En un texto de sutil belleza y profundo valor crítico, Elogio del refrenamiento, José Watanabe escribe: sospecho que la influencia de mi padre también está en la contemplación de lenguaje que me place practicar. Sé que es imposible explicar convincentemente por qué un poeta escribe como escribe, pero estoy convencido de que el fraseo poético nace de nuestro modo de ser, no de los estilos literarios. Podemos abrirnos a todos los ideales de poesía, pero se decanta en nosotros el que coincide con nuestra personalidad y se procesa con nuestra biografía. Percepciones poéticas y lenguaje acaso sean anteriores a nuestro primer y ya lejano poema. El poeta peruano afronta, si me permiten expresarlo de manera inequívoca, uno de los perjuicios que más han perturbado a las poéticas de las enflaquecidas modernidades y postmodernidades hispánicas. Me refiero a la frecuente confusión entre sujeto e identidad o, si se prefiere, entre el ego y la experiencia de vida de cada autor como sustrato esencial para la escritura.

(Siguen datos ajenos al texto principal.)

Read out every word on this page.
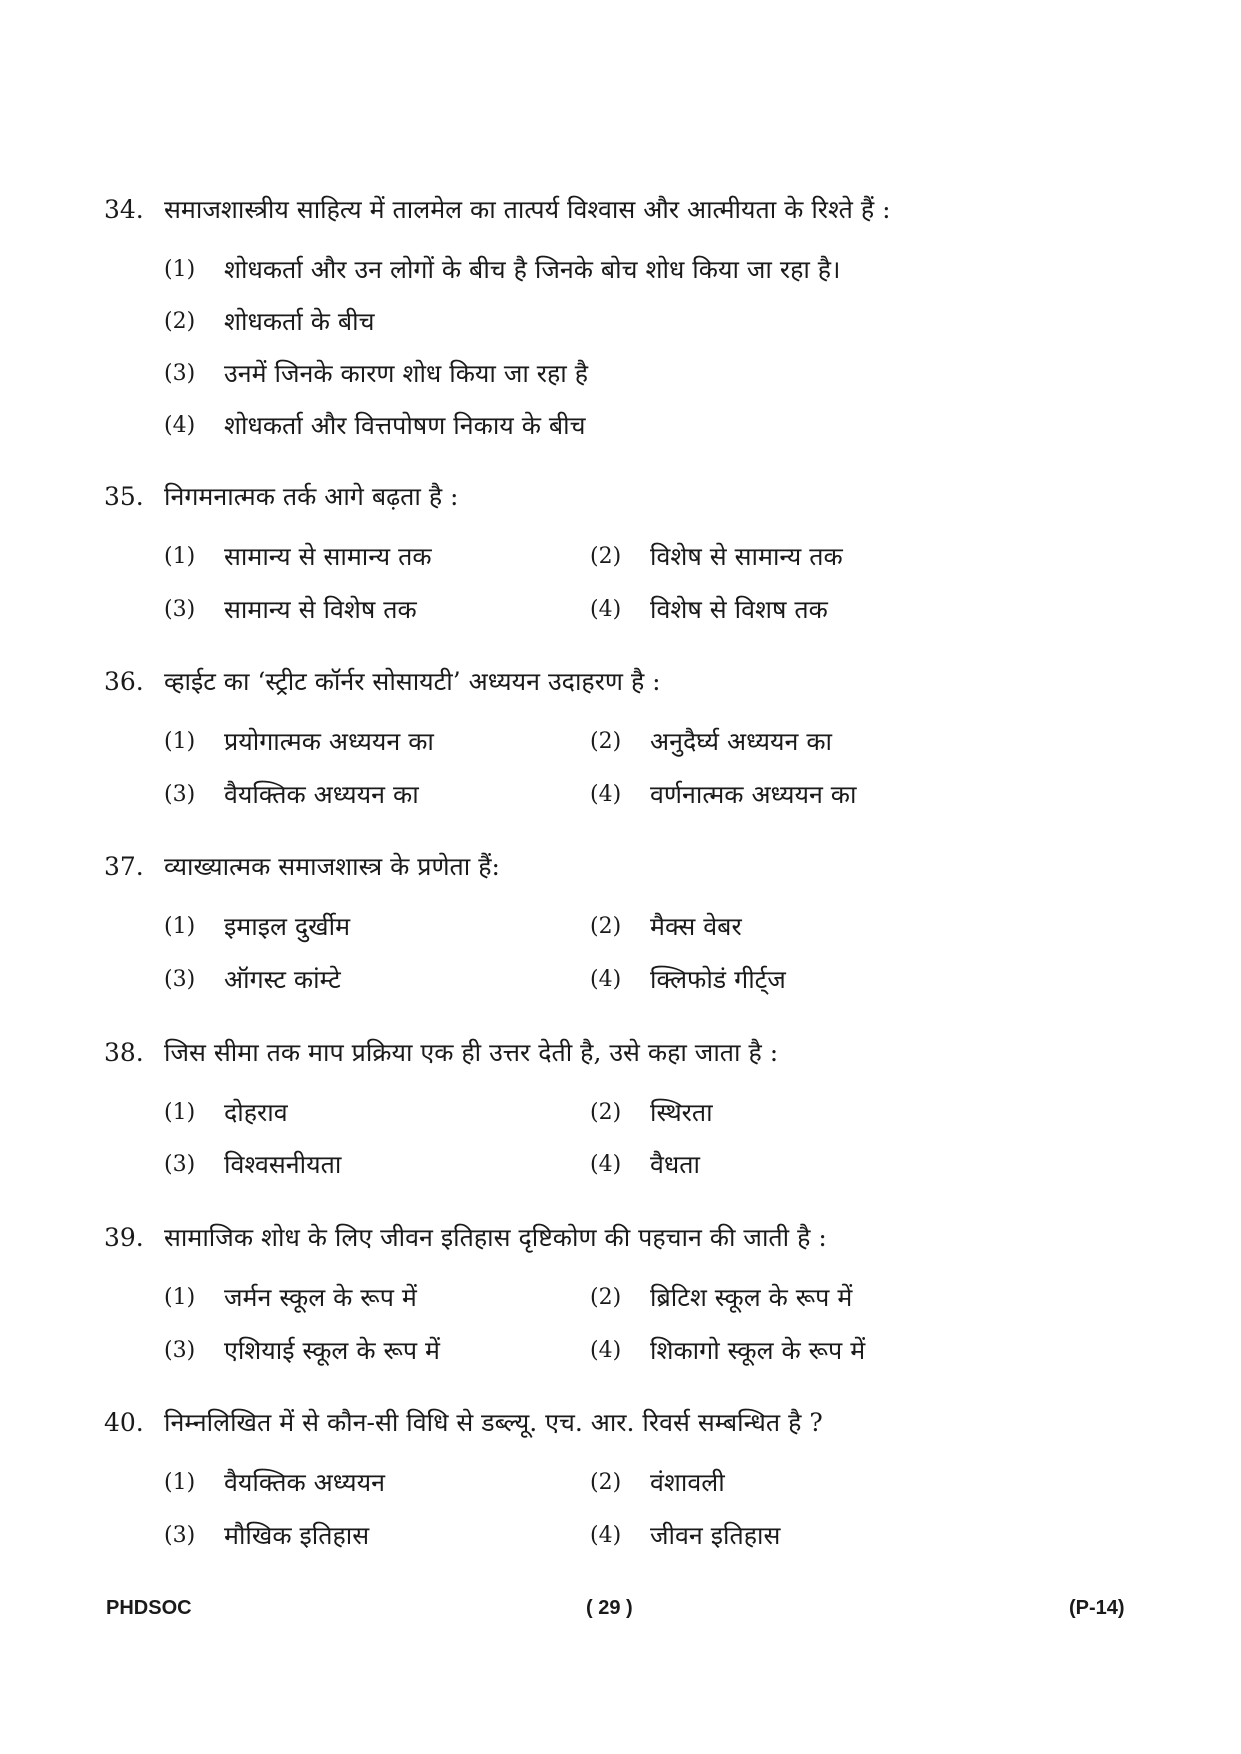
34. समाजशास्त्रीय साहित्य में तालमेल का तात्पर्य विश्वास और आत्मीयता के रिश्ते हैं :
(1) शोधकर्ता और उन लोगों के बीच है जिनके बोच शोध किया जा रहा है।
(2) शोधकर्ता के बीच
(3) उनमें जिनके कारण शोध किया जा रहा है
(4) शोधकर्ता और वित्तपोषण निकाय के बीच
35. निगमनात्मक तर्क आगे बढ़ता है :
(1) सामान्य से सामान्य तक	(2) विशेष से सामान्य तक
(3) सामान्य से विशेष तक	(4) विशेष से विशष तक
36. व्हाईट का ‘स्ट्रीट कॉर्नर सोसायटी’ अध्ययन उदाहरण है :
(1) प्रयोगात्मक अध्ययन का	(2) अनुदैर्घ्य अध्ययन का
(3) वैयक्तिक अध्ययन का	(4) वर्णनात्मक अध्ययन का
37. व्याख्यात्मक समाजशास्त्र के प्रणेता हैं:
(1) इमाइल दुर्खीम	(2) मैक्स वेबर
(3) ऑगस्ट कांम्टे	(4) क्लिफोडं गीर्ट्ज
38. जिस सीमा तक माप प्रक्रिया एक ही उत्तर देती है, उसे कहा जाता है :
(1) दोहराव	(2) स्थिरता
(3) विश्वसनीयता	(4) वैधता
39. सामाजिक शोध के लिए जीवन इतिहास दृष्टिकोण की पहचान की जाती है :
(1) जर्मन स्कूल के रूप में	(2) ब्रिटिश स्कूल के रूप में
(3) एशियाई स्कूल के रूप में	(4) शिकागो स्कूल के रूप में
40. निम्नलिखित में से कौन-सी विधि से डब्ल्यू. एच. आर. रिवर्स सम्बन्धित है ?
(1) वैयक्तिक अध्ययन	(2) वंशावली
(3) मौखिक इतिहास	(4) जीवन इतिहास
PHDSOC	( 29 )	(P-14)
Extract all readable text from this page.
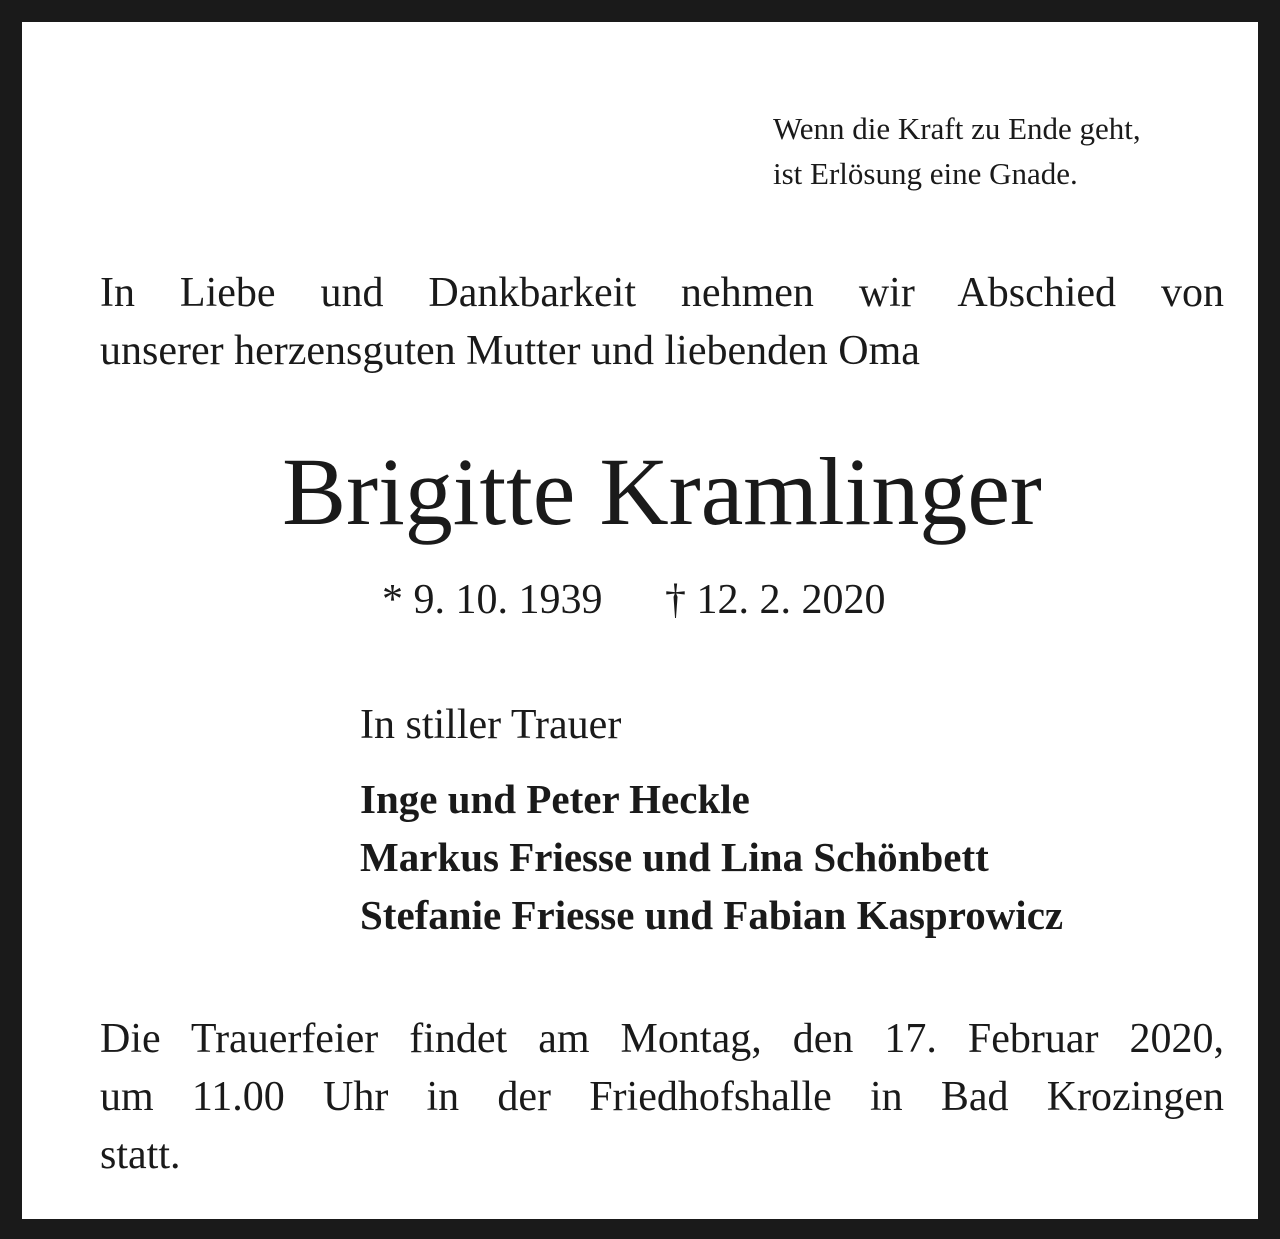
Wenn die Kraft zu Ende geht,
ist Erlösung eine Gnade.
In Liebe und Dankbarkeit nehmen wir Abschied von
unserer herzensguten Mutter und liebenden Oma
Brigitte Kramlinger
* 9. 10. 1939 † 12. 2. 2020
In stiller Trauer
Inge und Peter Heckle
Markus Friesse und Lina Schönbett
Stefanie Friesse und Fabian Kasprowicz
Die Trauerfeier findet am Montag, den 17. Februar 2020,
um 11.00 Uhr in der Friedhofshalle in Bad Krozingen
statt.
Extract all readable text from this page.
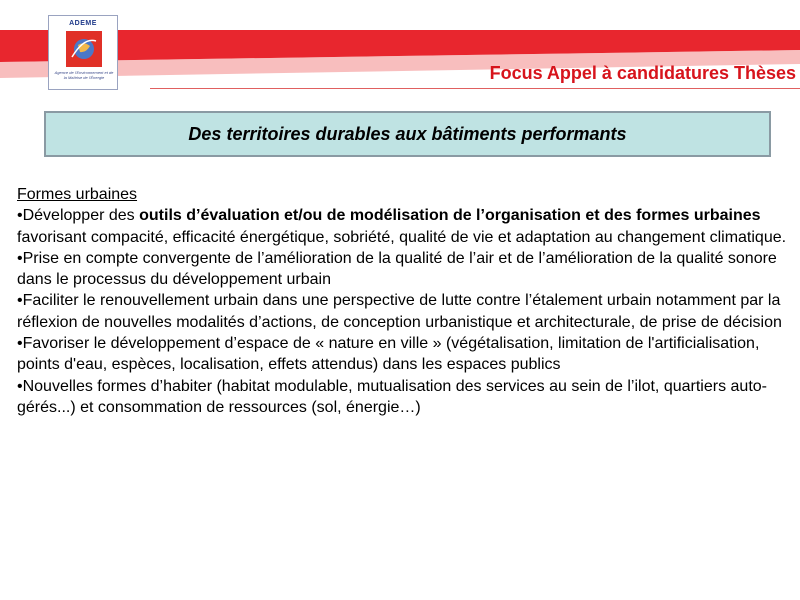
ADEME
Agence de l'Environnement et de la Maîtrise de l'Énergie	Focus Appel à candidatures Thèses
Des territoires durables aux bâtiments performants
Formes urbaines

•Développer des outils d’évaluation et/ou de modélisation de l’organisation et des formes urbaines favorisant compacité, efficacité énergétique, sobriété, qualité de vie et adaptation au changement climatique.

•Prise en compte convergente de l’amélioration de la qualité de l’air et de l’amélioration de la qualité sonore dans le processus du développement urbain

•Faciliter le renouvellement urbain dans une perspective de lutte contre l’étalement urbain notamment par la réflexion de nouvelles modalités d’actions, de conception urbanistique et architecturale, de prise de décision

•Favoriser le développement d’espace de « nature en ville » (végétalisation, limitation de l'artificialisation, points d'eau, espèces, localisation, effets attendus) dans les espaces publics

•Nouvelles formes d’habiter (habitat modulable, mutualisation des services au sein de l’ilot, quartiers auto-gérés...) et consommation de ressources (sol, énergie…)
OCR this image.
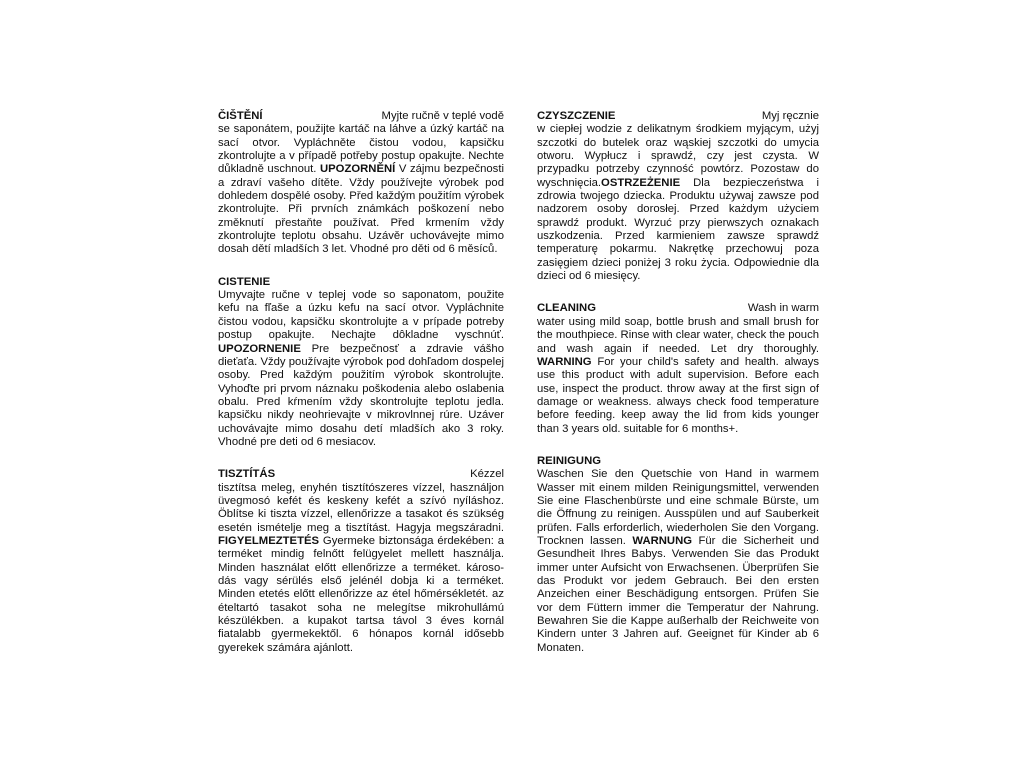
ČIŠTĚNÍ	Myjte ručně v teplé vodě
se saponátem, použijte kartáč na láhve a úzký kartáč na sací otvor. Vypláchněte čistou vodou, kapsičku zkontrolujte a v případě potřeby postup opakujte. Nechte důkladně uschnout. UPOZORNĚNÍ V zájmu bezpečnosti a zdraví vašeho dítěte. Vždy používejte výrobek pod dohledem dospělé osoby. Před každým použitím výrobek zkontrolujte. Při prvních známkách poškození nebo změknutí přestaňte používat. Před krmením vždy zkontrolujte teplotu obsahu. Uzávěr uchovávejte mimo dosah dětí mladších 3 let. Vhodné pro děti od 6 měsíců.
CISTENIE
Umyvajte ručne v teplej vode so saponatom, použite kefu na fľaše a úzku kefu na sací otvor. Vypláchnite čistou vodou, kapsičku skontrolujte a v prípade potreby postup opakujte. Nechajte dôkladne vyschnúť. UPOZORNENIE Pre bezpečnosť a zdravie vášho dieťaťa. Vždy používajte výrobok pod dohľadom dospelej osoby. Pred každým použitím výrobok skontrolujte. Vyhoďte pri prvom náznaku poškodenia alebo oslabenia obalu. Pred kŕmením vždy skontrolujte teplotu jedla. kapsičku nikdy neohrievajte v mikrovlnnej rúre. Uzáver uchovávajte mimo dosahu detí mladších ako 3 roky. Vhodné pre deti od 6 mesiacov.
TISZTÍTÁS	Kézzel
tisztítsa meleg, enyhén tisztítószeres vízzel, használjon üvegmosó kefét és keskeny kefét a szívó nyíláshoz. Öblítse ki tiszta vízzel, ellenőrizze a tasakot és szükség esetén ismételje meg a tisztítást. Hagyja megszáradni. FIGYELMEZTETÉS Gyermeke biztonsága érdekében: a terméket mindig felnőtt felügyelet mellett használja. Minden használat előtt ellenőrizze a terméket. károso- dás vagy sérülés első jelénél dobja ki a terméket. Minden etetés előtt ellenőrizze az étel hőmérsékletét. az ételtartó tasakot soha ne melegítse mikrohullámú készülékben. a kupakot tartsa távol 3 éves kornál fiatalabb gyermekektől. 6 hónapos kornál idősebb gyerekek számára ajánlott.
CZYSZCZENIE	Myj ręcznie
w ciepłej wodzie z delikatnym środkiem myjącym, użyj szczotki do butelek oraz wąskiej szczotki do umycia otworu. Wypłucz i sprawdź, czy jest czysta. W przypadku potrzeby czynność powtórz. Pozostaw do wyschnięcia.OSTRZEŻENIE Dla bezpieczeństwa i zdrowia twojego dziecka. Produktu używaj zawsze pod nadzorem osoby dorosłej. Przed każdym użyciem sprawdź produkt. Wyrzuć przy pierwszych oznakach uszkodzenia. Przed karmieniem zawsze sprawdź temperaturę pokarmu. Nakrętkę przechowuj poza zasięgiem dzieci poniżej 3 roku życia. Odpowiednie dla dzieci od 6 miesięcy.
CLEANING	Wash in warm
water using mild soap, bottle brush and small brush for the mouthpiece. Rinse with clear water, check the pouch and wash again if needed. Let dry thoroughly. WARNING For your child's safety and health. always use this product with adult supervision. Before each use, inspect the product. throw away at the first sign of damage or weakness. always check food temperature before feeding. keep away the lid from kids younger than 3 years old. suitable for 6 months+.
REINIGUNG
Waschen Sie den Quetschie von Hand in warmem Wasser mit einem milden Reinigungsmittel, verwenden Sie eine Flaschenbürste und eine schmale Bürste, um die Öffnung zu reinigen. Ausspülen und auf Sauberkeit prüfen. Falls erforderlich, wiederholen Sie den Vorgang. Trocknen lassen. WARNUNG Für die Sicherheit und Gesundheit Ihres Babys. Verwenden Sie das Produkt immer unter Aufsicht von Erwachsenen. Überprüfen Sie das Produkt vor jedem Gebrauch. Bei den ersten Anzeichen einer Beschädigung entsorgen. Prüfen Sie vor dem Füttern immer die Temperatur der Nahrung. Bewahren Sie die Kappe außerhalb der Reichweite von Kindern unter 3 Jahren auf. Geeignet für Kinder ab 6 Monaten.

Demasiado habituales son los poemas en los que se desplaza verbalmente la intensidad de aquello particular, por único e integral, que le hubiera sido revelado a su autor hacia el terreno baldío de lo trivial, de lo anecdótico o superficial. Los versos se alejan de toda sustancia. La tesis del “poema menor”. Abandonada la formulación irónica y autoparódica que le diera carta de naturaleza en la poesía informalista angloamericana y latinoamericana durante las décadas del sesenta y setenta del siglo XX, no ha hecho sino evidenciar en España el empobrecimiento del programa estético que se ha denominado –a veces de manera excesivamente simplista—como poesía de la experiencia. Igualmente redundantes y, por tanto, prescindibles, resultan también aquellos otros poemas que se acodan en un vacuo ejercicio pseudotrascendente. Se habla así de “poesía meditativa” cuando, en la mayoría de las ocasiones, no se supera los límites de un  vago discurso especulativo en el que la materia verbal, es decir, el orden último de toda verdadera especulación poética, queda reducido a la reiteración de unas pocas palabras indeterminadas.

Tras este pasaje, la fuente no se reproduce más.